State police were first alerted to the nooses and signs by NBC affiliate WLBT, which received a tip to check out the area, said Chuck McIntosh, communications director for the Mississippi Department of Finance and Administration, which oversees the Capitol grounds.
"As of late this morning, they did not have any suspects," McIntosh told NBC News, referring to the Capitol police.
Espy told reporters on Monday that he wasn't linking Hyde-Smith to the nooses.
"I can't connect that to her. I wouldn’t do that. That'd be unfair," he said.
The closing weeks of the Senate contest — the last of the lengthy primary season — have been dogged by racial issues.

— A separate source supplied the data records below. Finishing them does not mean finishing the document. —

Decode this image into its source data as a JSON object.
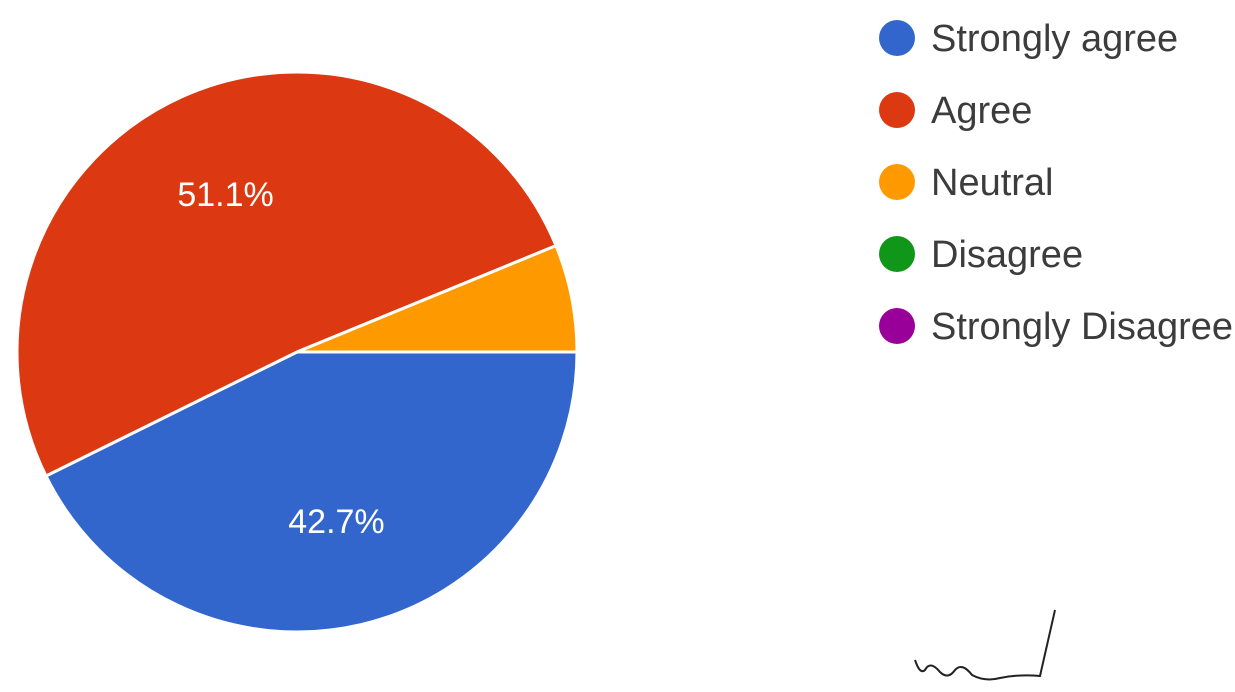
{
  "chart_data": {
    "type": "pie",
    "title": "",
    "categories": [
      "Strongly agree",
      "Agree",
      "Neutral",
      "Disagree",
      "Strongly Disagree"
    ],
    "values": [
      42.7,
      51.1,
      6.2,
      0,
      0
    ],
    "colors": [
      "#3366cc",
      "#dc3912",
      "#ff9900",
      "#109618",
      "#990099"
    ],
    "labels": [
      "42.7%",
      "51.1%",
      "",
      "",
      ""
    ],
    "legend_position": "right"
  },
  "annotation": {
    "kind": "handwritten-signature"
  }
}
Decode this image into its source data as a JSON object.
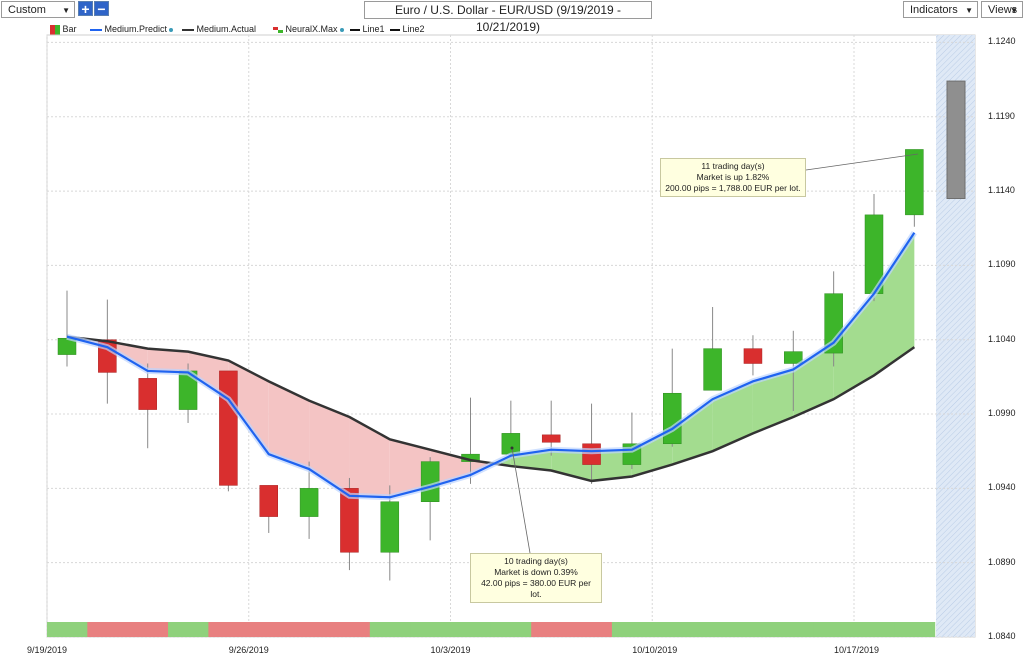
{
  "toolbar": {
    "mode_select": "Custom",
    "add_label": "+",
    "remove_label": "−",
    "title": "Euro / U.S. Dollar - EUR/USD (9/19/2019 - 10/21/2019)",
    "indicators_label": "Indicators",
    "views_label": "Views"
  },
  "legend": {
    "bar": "Bar",
    "medium_predict": "Medium.Predict",
    "medium_actual": "Medium.Actual",
    "neuralx_max": "NeuralX.Max",
    "line1": "Line1",
    "line2": "Line2"
  },
  "annotations": {
    "up": [
      "11 trading day(s)",
      "Market is up 1.82%",
      "200.00 pips = 1,788.00 EUR per lot."
    ],
    "down": [
      "10 trading day(s)",
      "Market is down 0.39%",
      "42.00 pips = 380.00 EUR per lot."
    ]
  },
  "colors": {
    "up": "#3db52a",
    "down": "#d92f2f",
    "predict": "#1f63f0",
    "actual": "#333333",
    "fill_up": "#a3dc8f",
    "fill_down": "#f4c4c4",
    "strip_up": "#8fd17c",
    "strip_down": "#e88080"
  },
  "chart_data": {
    "type": "candlestick",
    "ylim": [
      1.084,
      1.1245
    ],
    "yticks": [
      1.084,
      1.089,
      1.094,
      1.099,
      1.104,
      1.109,
      1.114,
      1.119,
      1.124
    ],
    "ytick_labels": [
      "1.0840",
      "1.0890",
      "1.0940",
      "1.0990",
      "1.1040",
      "1.1090",
      "1.1140",
      "1.1190",
      "1.1240"
    ],
    "xtick_labels": [
      "9/19/2019",
      "9/26/2019",
      "10/3/2019",
      "10/10/2019",
      "10/17/2019"
    ],
    "xtick_index": [
      0,
      5,
      10,
      15,
      20
    ],
    "candles": [
      {
        "o": 1.103,
        "h": 1.1073,
        "l": 1.1022,
        "c": 1.1041
      },
      {
        "o": 1.104,
        "h": 1.1067,
        "l": 1.0997,
        "c": 1.1018
      },
      {
        "o": 1.1014,
        "h": 1.1024,
        "l": 1.0967,
        "c": 1.0993
      },
      {
        "o": 1.0993,
        "h": 1.1024,
        "l": 1.0984,
        "c": 1.1019
      },
      {
        "o": 1.1019,
        "h": 1.1019,
        "l": 1.0938,
        "c": 1.0942
      },
      {
        "o": 1.0942,
        "h": 1.0942,
        "l": 1.091,
        "c": 1.0921
      },
      {
        "o": 1.0921,
        "h": 1.0958,
        "l": 1.0906,
        "c": 1.094
      },
      {
        "o": 1.094,
        "h": 1.0947,
        "l": 1.0885,
        "c": 1.0897
      },
      {
        "o": 1.0897,
        "h": 1.0942,
        "l": 1.0878,
        "c": 1.0931
      },
      {
        "o": 1.0931,
        "h": 1.0961,
        "l": 1.0905,
        "c": 1.0958
      },
      {
        "o": 1.0958,
        "h": 1.1001,
        "l": 1.0943,
        "c": 1.0963
      },
      {
        "o": 1.0963,
        "h": 1.0999,
        "l": 1.096,
        "c": 1.0977
      },
      {
        "o": 1.0976,
        "h": 1.0999,
        "l": 1.0962,
        "c": 1.0971
      },
      {
        "o": 1.097,
        "h": 1.0997,
        "l": 1.0943,
        "c": 1.0956
      },
      {
        "o": 1.0956,
        "h": 1.0991,
        "l": 1.0953,
        "c": 1.097
      },
      {
        "o": 1.097,
        "h": 1.1034,
        "l": 1.0968,
        "c": 1.1004
      },
      {
        "o": 1.1006,
        "h": 1.1062,
        "l": 1.1006,
        "c": 1.1034
      },
      {
        "o": 1.1034,
        "h": 1.1043,
        "l": 1.1016,
        "c": 1.1024
      },
      {
        "o": 1.1024,
        "h": 1.1046,
        "l": 1.0992,
        "c": 1.1032
      },
      {
        "o": 1.1031,
        "h": 1.1086,
        "l": 1.1022,
        "c": 1.1071
      },
      {
        "o": 1.1071,
        "h": 1.1138,
        "l": 1.1066,
        "c": 1.1124
      },
      {
        "o": 1.1124,
        "h": 1.1168,
        "l": 1.1116,
        "c": 1.1168
      }
    ],
    "predict_bar": {
      "top": 1.1214,
      "bottom": 1.1135
    },
    "medium_predict": [
      1.1042,
      1.1035,
      1.1019,
      1.1018,
      1.1,
      1.0963,
      1.0953,
      1.0935,
      1.0934,
      1.0941,
      1.0949,
      1.0962,
      1.0966,
      1.0965,
      1.0966,
      1.098,
      1.1,
      1.1012,
      1.102,
      1.1038,
      1.1071,
      1.1112
    ],
    "medium_actual": [
      1.1042,
      1.1039,
      1.1034,
      1.1032,
      1.1026,
      1.1012,
      1.0999,
      1.0988,
      1.0973,
      1.0966,
      1.0959,
      1.0955,
      1.0952,
      1.0945,
      1.0948,
      1.0956,
      1.0965,
      1.0977,
      1.0988,
      1.1,
      1.1016,
      1.1035
    ],
    "neuralx_strip": [
      "up",
      "down",
      "down",
      "up",
      "down",
      "down",
      "down",
      "down",
      "up",
      "up",
      "up",
      "up",
      "down",
      "down",
      "up",
      "up",
      "up",
      "up",
      "up",
      "up",
      "up",
      "up"
    ]
  }
}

The Jackson Free-Press reported on Friday that Hyde-Smith had attended Lawrence County Academy in Brookhaven, Mississippi, during the 1970s. The now-shuttered school — one of the so-called "segregation academies" — was founded in 1970 to flout an order to integrate the state's schools and had a confederate general mascot, according to the local weekly.
In their debate last week, Espy accused Hyde-Smith of having given Mississippi "another black eye" on racial issues.
The Republican incumbent said her public hanging comment "was twisted, was turned into a weapon to be used against me." If anyone was offended, Hyde-Smith said, "I certainly apologize."
Espy shot back.
"No one twisted your comments," he said at the debate. "They came out of your mouth. I don't know what's in your heart — but we all know what came out of your mouth...It's caused our state harm. It's given our state another black eye that we don't need."
Because of the state's racially motivated killings — Mississippi lead the nation for lynchings in the decades after the Civil War — Democrats and civil rights advocates have ripped into Hyde-Smith.
President Donald Trump is scheduled to campaign at two stops for Hyde-Smith later Monday. In a tweet on Sunday encouraging voters to cast their ballots for the GOP candidate, Trump wrote Hyde-Smith is "respected by all. We need her in Washington! Thanks!"